For what it's worth, the Examiner piece isn't a bad story--only the headline and front cover design are sensationalist and misleading.


  1. Oh great. Now the Examiner is taking journalism lessons from Fox News. Like "District residents afraid to leave their houses!!!" Oh, you mean someone shot a gun in the project? Yawn.

    Anyway, what most people fail to realize is that terrorists are 1) not necessarily that smart, 2) don't expect to live that long, and 3) don't have the Hollywood budget required for efforts along the lines of "Broken Arrow" and a typical James Bond movie.

    No, actually, you can cause an equal amount of terror far more cheaply and easily without stealing a truckful of liquid chlorine and somehow figuring a way to use it against anyone in any kind of effective manner.

    For example, depositing a couple gallons of liquid LSD into a water treatment facility would probably make everyone in the metropolitan area freak out completely and start killing each other, or at least hiding in their basements, and it would take months for authorities to figure out what happened. If they even could. Talk about bang for your buck! This is a far greater threat.

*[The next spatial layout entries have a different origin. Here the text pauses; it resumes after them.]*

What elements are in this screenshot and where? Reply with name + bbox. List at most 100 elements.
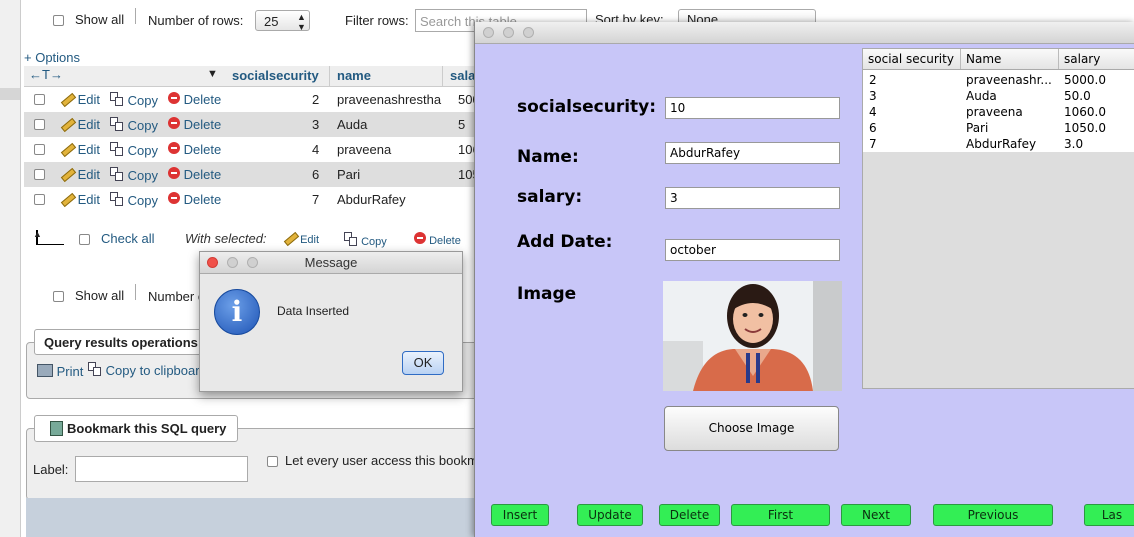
insert-button[interactable]: Insert — [491, 504, 549, 526]
check-all-label[interactable]: Check all — [101, 231, 154, 246]
delete-icon — [168, 167, 180, 179]
table-row: Edit Copy Delete 7 AbdurRafey — [24, 187, 484, 212]
cell-socialsecurity: 2 — [312, 92, 320, 107]
header-salary[interactable]: salary — [1064, 52, 1100, 66]
label-field-label: Label: — [33, 462, 69, 477]
update-button[interactable]: Update — [577, 504, 643, 526]
edit-link[interactable]: Edit — [60, 92, 100, 107]
app-titlebar[interactable] — [475, 22, 1134, 44]
table-row[interactable]: 3 Auda 50.0 — [863, 88, 1134, 104]
sort-dropdown-icon[interactable]: ▼ — [207, 68, 218, 80]
cell-name: AbdurRafey — [337, 192, 406, 207]
table-row: Edit Copy Delete 4 praveena 106 — [24, 137, 484, 162]
name-label: Name: — [517, 147, 579, 167]
row-checkbox[interactable] — [34, 169, 45, 180]
last-button[interactable]: Las — [1084, 504, 1134, 526]
bookmark-label-input[interactable] — [75, 456, 248, 482]
delete-link[interactable]: Delete — [168, 92, 221, 107]
bottom-show-all-label: Show all — [75, 288, 125, 303]
column-header-socialsecurity[interactable]: socialsecurity — [232, 68, 319, 83]
bulk-edit-link[interactable]: Edit — [283, 232, 319, 246]
copy-icon — [110, 117, 124, 131]
copy-link[interactable]: Copy — [110, 117, 158, 133]
header-name[interactable]: Name — [966, 52, 1001, 66]
minimize-button[interactable] — [503, 27, 514, 38]
close-button[interactable] — [483, 27, 494, 38]
bulk-delete-link[interactable]: Delete — [414, 232, 461, 247]
dialog-titlebar[interactable]: Message — [200, 252, 462, 274]
name-field[interactable]: AbdurRafey — [665, 142, 840, 164]
cell-socialsecurity: 4 — [312, 142, 320, 157]
next-button[interactable]: Next — [841, 504, 911, 526]
edit-link[interactable]: Edit — [60, 117, 100, 132]
options-link[interactable]: + Options — [24, 50, 80, 65]
edit-label: Edit — [77, 142, 101, 157]
ok-button[interactable]: OK — [402, 351, 444, 375]
left-navigation-strip — [0, 0, 21, 537]
copy-link[interactable]: Copy — [110, 142, 158, 158]
pencil-icon — [60, 143, 74, 154]
column-header-name[interactable]: name — [337, 68, 371, 83]
table-row[interactable]: 2 praveenashr... 5000.0 — [863, 72, 1134, 88]
edit-link[interactable]: Edit — [60, 167, 100, 182]
bottom-show-all-checkbox[interactable] — [53, 291, 64, 302]
table-row[interactable]: 4 praveena 1060.0 — [863, 104, 1134, 120]
table-row[interactable]: 7 AbdurRafey 3.0 — [863, 136, 1134, 152]
copy-to-clipboard-link[interactable]: Copy to clipboar — [88, 362, 200, 378]
row-checkbox[interactable] — [34, 194, 45, 205]
column-header-salary[interactable]: sala — [450, 68, 475, 83]
pencil-icon — [60, 118, 74, 129]
bookmark-sql-label: Bookmark this SQL query — [67, 421, 227, 436]
socialsecurity-field[interactable]: 10 — [665, 97, 840, 119]
row-checkbox[interactable] — [34, 144, 45, 155]
cell-name: praveena — [966, 105, 1023, 119]
delete-link[interactable]: Delete — [168, 142, 221, 157]
delete-icon — [168, 117, 180, 129]
bulk-copy-link[interactable]: Copy — [344, 232, 387, 248]
edit-link[interactable]: Edit — [60, 192, 100, 207]
row-checkbox[interactable] — [34, 94, 45, 105]
copy-label: Copy — [127, 193, 158, 208]
previous-button[interactable]: Previous — [933, 504, 1053, 526]
table-row: Edit Copy Delete 3 Auda 5 — [24, 112, 484, 137]
table-row[interactable]: 6 Pari 1050.0 — [863, 120, 1134, 136]
delete-label: Delete — [183, 92, 222, 107]
edit-link[interactable]: Edit — [60, 142, 100, 157]
divider — [135, 8, 136, 24]
copy-link[interactable]: Copy — [110, 192, 158, 208]
add-date-label: Add Date: — [517, 232, 613, 252]
cell-social-security: 6 — [869, 121, 877, 135]
first-button[interactable]: First — [731, 504, 830, 526]
salary-field[interactable]: 3 — [665, 187, 840, 209]
check-all-checkbox[interactable] — [79, 234, 90, 245]
column-resize-icon[interactable]: ←T→ — [29, 67, 63, 82]
copy-label: Copy — [127, 93, 158, 108]
cell-salary: 3.0 — [1064, 137, 1084, 151]
let-every-user-checkbox[interactable] — [267, 456, 278, 467]
number-of-rows-select[interactable]: 25 ▲ ▼ — [255, 10, 310, 32]
copy-link[interactable]: Copy — [110, 167, 158, 183]
copy-link[interactable]: Copy — [110, 92, 158, 108]
delete-label: Delete — [183, 117, 222, 132]
copy-icon — [110, 192, 124, 206]
add-date-field[interactable]: october — [665, 239, 840, 261]
delete-link[interactable]: Delete — [168, 117, 221, 132]
cell-social-security: 4 — [869, 105, 877, 119]
delete-link[interactable]: Delete — [168, 192, 221, 207]
show-all-checkbox[interactable] — [53, 15, 64, 26]
delete-link[interactable]: Delete — [168, 167, 221, 182]
delete-icon — [168, 92, 180, 104]
person-photo-icon — [663, 281, 842, 391]
delete-button[interactable]: Delete — [659, 504, 720, 526]
let-every-user-label: Let every user access this bookm — [285, 453, 478, 468]
choose-image-button[interactable]: Choose Image — [664, 406, 839, 451]
divider — [1058, 49, 1059, 69]
zoom-button[interactable] — [523, 27, 534, 38]
row-checkbox[interactable] — [34, 119, 45, 130]
print-link[interactable]: Print — [37, 364, 83, 379]
header-social-security[interactable]: social security — [868, 52, 954, 66]
copy-icon — [110, 92, 124, 106]
bookmark-sql-button[interactable]: Bookmark this SQL query — [34, 415, 238, 442]
cell-salary: 1050.0 — [1064, 121, 1106, 135]
table-row: Edit Copy Delete 2 praveenashrestha 500 — [24, 87, 484, 112]
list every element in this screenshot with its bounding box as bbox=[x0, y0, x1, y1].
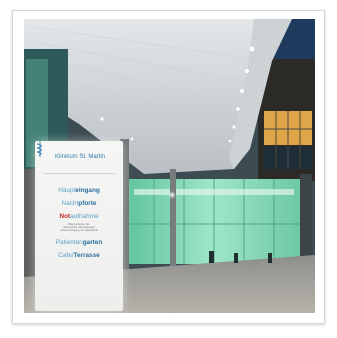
wayfinding-sign: Klinikum St. Martin Haupteingang Nachtpf… bbox=[35, 141, 123, 311]
entry-strong-text: garten bbox=[82, 238, 103, 246]
sign-directory: Haupteingang Nachtpforte Notaufnahme Bit… bbox=[35, 184, 123, 262]
entry-strong-text: pforte bbox=[78, 200, 97, 207]
entry-light-text: Patienten bbox=[55, 238, 83, 246]
hospital-entrance-photo: Klinikum St. Martin Haupteingang Nachtpf… bbox=[24, 19, 315, 313]
entry-strong-text: eingang bbox=[75, 187, 100, 194]
brand-prefix: Klinikum bbox=[55, 154, 80, 160]
sign-entry-cafe: Cafe/Terrasse bbox=[35, 249, 123, 262]
caduceus-logo-icon bbox=[36, 141, 42, 157]
entry-strong-text: Not bbox=[59, 213, 71, 220]
sign-entry-main-entrance: Haupteingang bbox=[35, 184, 123, 197]
entry-strong-text: Terrasse bbox=[73, 251, 100, 259]
sign-brand: Klinikum St. Martin bbox=[55, 154, 105, 160]
entry-light-text: Cafe/ bbox=[58, 251, 74, 259]
sign-entry-patient-garden: Patientengarten bbox=[35, 236, 123, 249]
sign-note: Bitte benutzen Sie während der Abendstun… bbox=[51, 223, 107, 233]
sign-entry-night-gate: Nachtpforte bbox=[35, 197, 123, 210]
photo-frame: Klinikum St. Martin Haupteingang Nachtpf… bbox=[12, 10, 325, 324]
sign-divider bbox=[43, 173, 115, 174]
entry-light-text: Nacht bbox=[61, 200, 79, 207]
sign-note-line: unseren Eingang zur Nachtpforte bbox=[59, 229, 99, 233]
sign-entry-emergency: Notaufnahme bbox=[35, 210, 123, 223]
entry-light-text: aufnahme bbox=[70, 213, 99, 220]
entry-light-text: Haupt bbox=[58, 187, 76, 194]
brand-name: St. Martin bbox=[79, 154, 106, 160]
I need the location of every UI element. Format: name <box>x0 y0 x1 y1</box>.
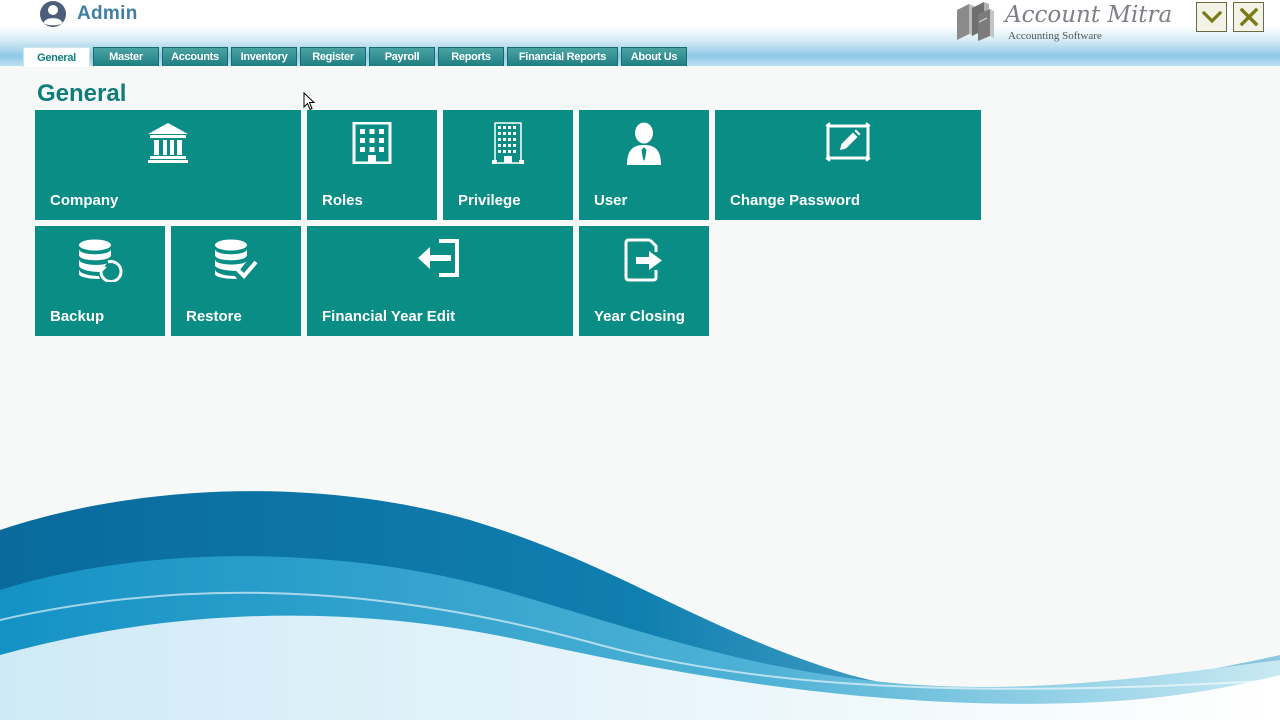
chevron-down-icon <box>1201 10 1222 24</box>
tile-label: Backup <box>50 308 105 325</box>
minimize-button[interactable] <box>1196 2 1227 32</box>
edit-frame-icon <box>825 122 871 162</box>
books-icon <box>957 2 994 41</box>
tile-financial-year-edit[interactable]: Financial Year Edit <box>307 226 573 336</box>
tile-label: Year Closing <box>594 308 685 325</box>
decorative-waves <box>0 491 1280 720</box>
tile-label: Company <box>50 192 119 209</box>
tab-about-us[interactable]: About Us <box>621 47 687 66</box>
tile-company[interactable]: Company <box>35 110 301 220</box>
page-title: General <box>37 80 127 107</box>
tile-label: Restore <box>186 308 242 325</box>
brand-title: Account Mitra <box>1005 2 1173 28</box>
tile-user[interactable]: User <box>579 110 709 220</box>
tile-label: Change Password <box>730 192 861 209</box>
tile-label: Financial Year Edit <box>322 308 456 325</box>
tile-label: Roles <box>322 192 363 209</box>
tile-restore[interactable]: Restore <box>171 226 301 336</box>
tab-general[interactable]: General <box>23 47 90 67</box>
person-icon <box>627 122 661 165</box>
database-check-icon <box>215 239 258 279</box>
tower-icon <box>492 122 524 164</box>
tab-payroll[interactable]: Payroll <box>369 47 435 66</box>
file-export-icon <box>624 238 662 282</box>
tab-inventory[interactable]: Inventory <box>231 47 297 66</box>
close-icon <box>1239 7 1258 27</box>
tile-year-closing[interactable]: Year Closing <box>579 226 709 336</box>
tab-master[interactable]: Master <box>93 47 159 66</box>
tab-financial-reports[interactable]: Financial Reports <box>507 47 618 66</box>
user-block[interactable]: Admin <box>38 0 138 28</box>
brand-subtitle: Accounting Software <box>1008 30 1102 42</box>
tile-roles[interactable]: Roles <box>307 110 437 220</box>
menu-tabs: General Master Accounts Inventory Regist… <box>23 47 690 67</box>
sign-in-icon <box>418 239 459 277</box>
close-button[interactable] <box>1233 2 1264 32</box>
tile-change-password[interactable]: Change Password <box>715 110 981 220</box>
database-refresh-icon <box>79 239 123 282</box>
tile-label: Privilege <box>458 192 521 209</box>
tab-accounts[interactable]: Accounts <box>162 47 228 66</box>
tile-backup[interactable]: Backup <box>35 226 165 336</box>
bank-icon <box>148 123 188 163</box>
user-name: Admin <box>77 3 138 24</box>
mouse-cursor-icon <box>303 92 315 111</box>
tile-label: User <box>594 192 628 209</box>
tab-reports[interactable]: Reports <box>438 47 504 66</box>
user-circle-icon <box>40 1 66 27</box>
tab-register[interactable]: Register <box>300 47 366 66</box>
building-icon <box>352 122 392 164</box>
tile-privilege[interactable]: Privilege <box>443 110 573 220</box>
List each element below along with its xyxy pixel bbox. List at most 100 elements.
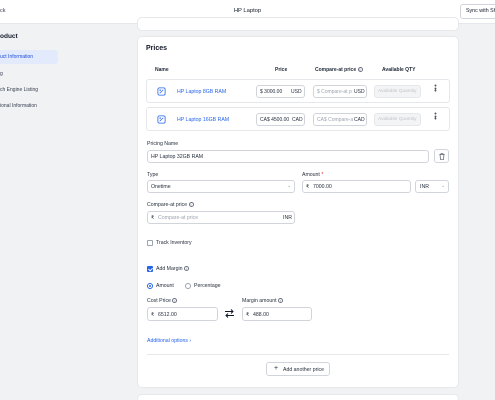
available-quantity-input[interactable]: Available Quantity xyxy=(374,85,421,98)
cost-price-label-text: Cost Price xyxy=(147,298,171,304)
info-icon: i xyxy=(188,202,194,208)
pricing-name-input[interactable]: HP Laptop 32GB RAM xyxy=(147,150,429,163)
price-tag-icon xyxy=(157,87,166,96)
price-row-name[interactable]: HP Laptop 8GB RAM xyxy=(177,89,226,95)
sidebar-item-label: g xyxy=(0,71,3,77)
available-quantity-placeholder: Available Quantity xyxy=(378,89,417,94)
compare-at-price-field-currency: INR xyxy=(283,215,292,221)
add-margin-label-text: Add Margin xyxy=(156,266,183,272)
compare-at-price-label: Compare-at price i xyxy=(147,202,194,208)
chevron-down-icon: ⌄ xyxy=(287,183,292,189)
price-currency: CAD xyxy=(292,117,303,123)
previous-card xyxy=(138,18,458,30)
info-icon: i xyxy=(183,266,189,272)
column-available-qty: Available QTY xyxy=(382,67,416,73)
sidebar-item-label: ional Information xyxy=(0,103,37,109)
add-another-price-label: Add another price xyxy=(283,367,324,373)
margin-amount-symbol: ₹ xyxy=(246,312,250,318)
available-quantity-placeholder: Available Quantity xyxy=(378,117,417,122)
swap-icon[interactable] xyxy=(224,308,235,319)
type-value: Onetime xyxy=(151,184,171,190)
info-icon: i xyxy=(278,298,284,304)
compare-at-price-currency: USD xyxy=(354,89,365,95)
margin-type-percentage-radio[interactable] xyxy=(185,283,191,289)
compare-at-price-placeholder: CA$ Compare-a xyxy=(317,117,353,123)
compare-at-price-label-text: Compare-at price xyxy=(147,202,188,208)
row-menu-button[interactable]: • • • xyxy=(434,111,437,123)
additional-options-link[interactable]: Additional options › xyxy=(147,338,191,344)
cost-price-input[interactable]: ₹ 6512.00 xyxy=(147,307,218,321)
margin-type-amount-label: Amount xyxy=(156,283,174,289)
price-row: HP Laptop 8GB RAM $ 3000.00 USD $ Compar… xyxy=(146,79,450,103)
amount-label-text: Amount xyxy=(302,172,320,178)
price-input[interactable]: $ 3000.00 USD xyxy=(256,85,305,98)
amount-input[interactable]: ₹ 7000.00 xyxy=(302,180,411,193)
type-label: Type xyxy=(147,172,159,178)
prices-card: Prices Name Price Compare-at price i Ava… xyxy=(138,37,458,387)
cost-price-symbol: ₹ xyxy=(151,312,155,318)
margin-type-amount-radio[interactable] xyxy=(147,283,153,289)
cost-price-label: Cost Price i xyxy=(147,298,178,304)
column-name: Name xyxy=(155,67,169,73)
chevron-down-icon: ⌄ xyxy=(441,183,446,189)
compare-at-price-symbol: ₹ xyxy=(151,215,155,221)
price-row: HP Laptop 16GB RAM CA$ 4500.00 CAD CA$ C… xyxy=(146,107,450,131)
margin-amount-label: Margin amount i xyxy=(242,298,284,304)
compare-at-price-input[interactable]: $ Compare-at p USD xyxy=(313,85,367,98)
available-quantity-input[interactable]: Available Quantity xyxy=(374,113,421,126)
price-row-name[interactable]: HP Laptop 16GB RAM xyxy=(177,117,229,123)
divider xyxy=(147,354,449,355)
sidebar-item-label: ch Engine Listing xyxy=(0,87,39,93)
type-select[interactable]: Onetime ⌄ xyxy=(147,180,295,193)
compare-at-price-field-placeholder: Compare-at price xyxy=(158,215,199,221)
compare-at-price-field[interactable]: ₹ Compare-at price INR xyxy=(147,211,295,224)
trash-icon xyxy=(439,153,445,160)
price-tag-icon xyxy=(157,115,166,124)
sidebar-item-search-engine-listing[interactable]: ch Engine Listing xyxy=(0,83,58,97)
row-menu-button[interactable]: • • • xyxy=(434,83,437,95)
column-compare-at-price: Compare-at price i xyxy=(315,67,363,73)
add-margin-checkbox[interactable] xyxy=(147,266,153,272)
info-icon: i xyxy=(357,67,363,73)
compare-at-price-placeholder: $ Compare-at p xyxy=(317,89,352,95)
pricing-name-value: HP Laptop 32GB RAM xyxy=(151,154,204,160)
cost-price-value: 6512.00 xyxy=(158,312,177,318)
prices-title: Prices xyxy=(146,45,168,52)
margin-amount-label-text: Margin amount xyxy=(242,298,277,304)
plus-icon: + xyxy=(274,365,279,372)
margin-amount-value: 488.00 xyxy=(253,312,269,318)
sidebar-heading: oduct xyxy=(0,33,18,40)
additional-options-label: Additional options xyxy=(147,338,188,344)
sidebar: oduct uct Information g ch Engine Listin… xyxy=(0,24,66,400)
column-price: Price xyxy=(275,67,288,73)
amount-currency-select[interactable]: INR ⌄ xyxy=(415,180,449,193)
price-value: $ 3000.00 xyxy=(260,89,283,95)
amount-label: Amount * xyxy=(302,172,323,178)
sidebar-item-additional-information[interactable]: ional Information xyxy=(0,99,58,113)
sync-button[interactable]: Sync with Sh xyxy=(460,4,495,19)
required-asterisk: * xyxy=(321,172,324,178)
compare-at-price-input[interactable]: CA$ Compare-a CAD xyxy=(313,113,367,126)
column-compare-label: Compare-at price xyxy=(315,67,357,73)
pricing-name-label: Pricing Name xyxy=(147,141,179,147)
amount-currency-value: INR xyxy=(420,184,429,190)
track-inventory-label: Track Inventory xyxy=(156,240,192,246)
margin-amount-input[interactable]: ₹ 488.00 xyxy=(242,307,312,321)
page-title: HP Laptop xyxy=(233,8,262,14)
sidebar-item-product-information[interactable]: uct Information xyxy=(0,50,58,64)
amount-symbol: ₹ xyxy=(306,184,310,190)
price-value: CA$ 4500.00 xyxy=(260,117,290,123)
next-card xyxy=(138,395,458,400)
margin-type-percentage-label: Percentage xyxy=(194,283,221,289)
price-currency: USD xyxy=(291,89,302,95)
track-inventory-checkbox[interactable] xyxy=(147,240,153,246)
sidebar-item-label: uct Information xyxy=(0,54,34,60)
amount-value: 7000.00 xyxy=(313,184,332,190)
sidebar-item-pricing[interactable]: g xyxy=(0,67,58,81)
delete-price-button[interactable] xyxy=(434,149,449,163)
add-margin-label: Add Margin i xyxy=(156,266,189,272)
price-input[interactable]: CA$ 4500.00 CAD xyxy=(256,113,305,126)
compare-at-price-currency: CAD xyxy=(354,117,365,123)
add-another-price-button[interactable]: + Add another price xyxy=(266,362,330,376)
chevron-right-icon: › xyxy=(189,338,192,344)
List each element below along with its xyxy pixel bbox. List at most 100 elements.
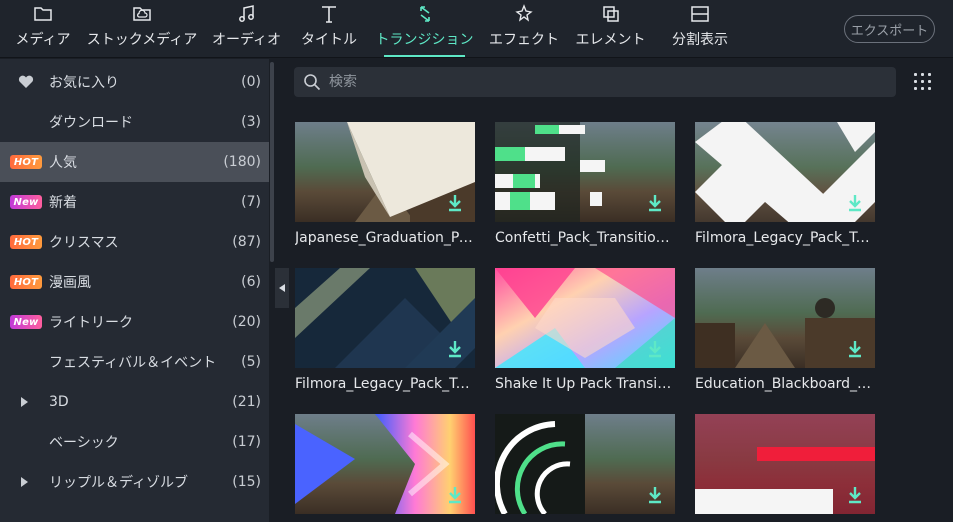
tab-audio[interactable]: オーディオ (212, 0, 281, 58)
transition-card[interactable]: Filmora_Legacy_Pack_Transition (695, 122, 875, 246)
download-icon[interactable] (447, 486, 463, 504)
sidebar-item-downloads[interactable]: ダウンロード (3) (0, 102, 269, 142)
tab-label: オーディオ (211, 32, 282, 48)
download-icon[interactable] (447, 194, 463, 212)
sidebar-item-count: (7) (241, 194, 261, 210)
sidebar-item-label: 漫画風 (49, 275, 91, 291)
sidebar-item-new[interactable]: New 新着 (7) (0, 182, 269, 222)
sidebar-item-count: (21) (232, 394, 261, 410)
transition-name: Shake It Up Pack Transition (495, 376, 675, 392)
sidebar-item-count: (17) (232, 434, 261, 450)
sidebar-item-count: (0) (241, 74, 261, 90)
transition-card[interactable]: Japanese_Graduation_Pack_Transition (295, 122, 475, 246)
sidebar-item-festival-events[interactable]: フェスティバル＆イベント (5) (0, 342, 269, 382)
collapse-sidebar-button[interactable] (275, 268, 289, 308)
sidebar-item-comic[interactable]: HOT 漫画風 (6) (0, 262, 269, 302)
sidebar-item-count: (5) (241, 354, 261, 370)
tab-elements[interactable]: エレメント (576, 0, 646, 58)
download-icon[interactable] (647, 486, 663, 504)
tab-label: エフェクト (489, 32, 559, 48)
category-sidebar: お気に入り (0) ダウンロード (3) HOT 人気 (180) New 新着… (0, 59, 269, 522)
sidebar-item-count: (180) (223, 154, 261, 170)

    Actually, given my level of paranoia about this sort of thing, it's possible it's already happened.

  2. I was stationed at the Anacostia Annex twice-- lived in barracks there once. I paid very close attention to any sort of news regarding Blue Plains once it was discovered that the facility was a sleeping tech away from accidentally releasing toxic gas upon our city.

    Just like with everything else, the terrorists aren't our biggest threat... it's lack of motivation, training, caring, pride, responsibility, etc.

    It used to hold true that if "It Bleeds it Leads." Now it seems "Extremiest is the Dreamiest" for our MSM editors. Anything that could possibly smell like a tie to terrorism will be up front and center, no matter how much of a non-story it really is.

  3. The Examiner is just about a full decade behind the times. The quote from the GM of WAD was clearly pulled from the archives. Post 9/11, the Aqueduct switched to treating drinking water with chloraminate.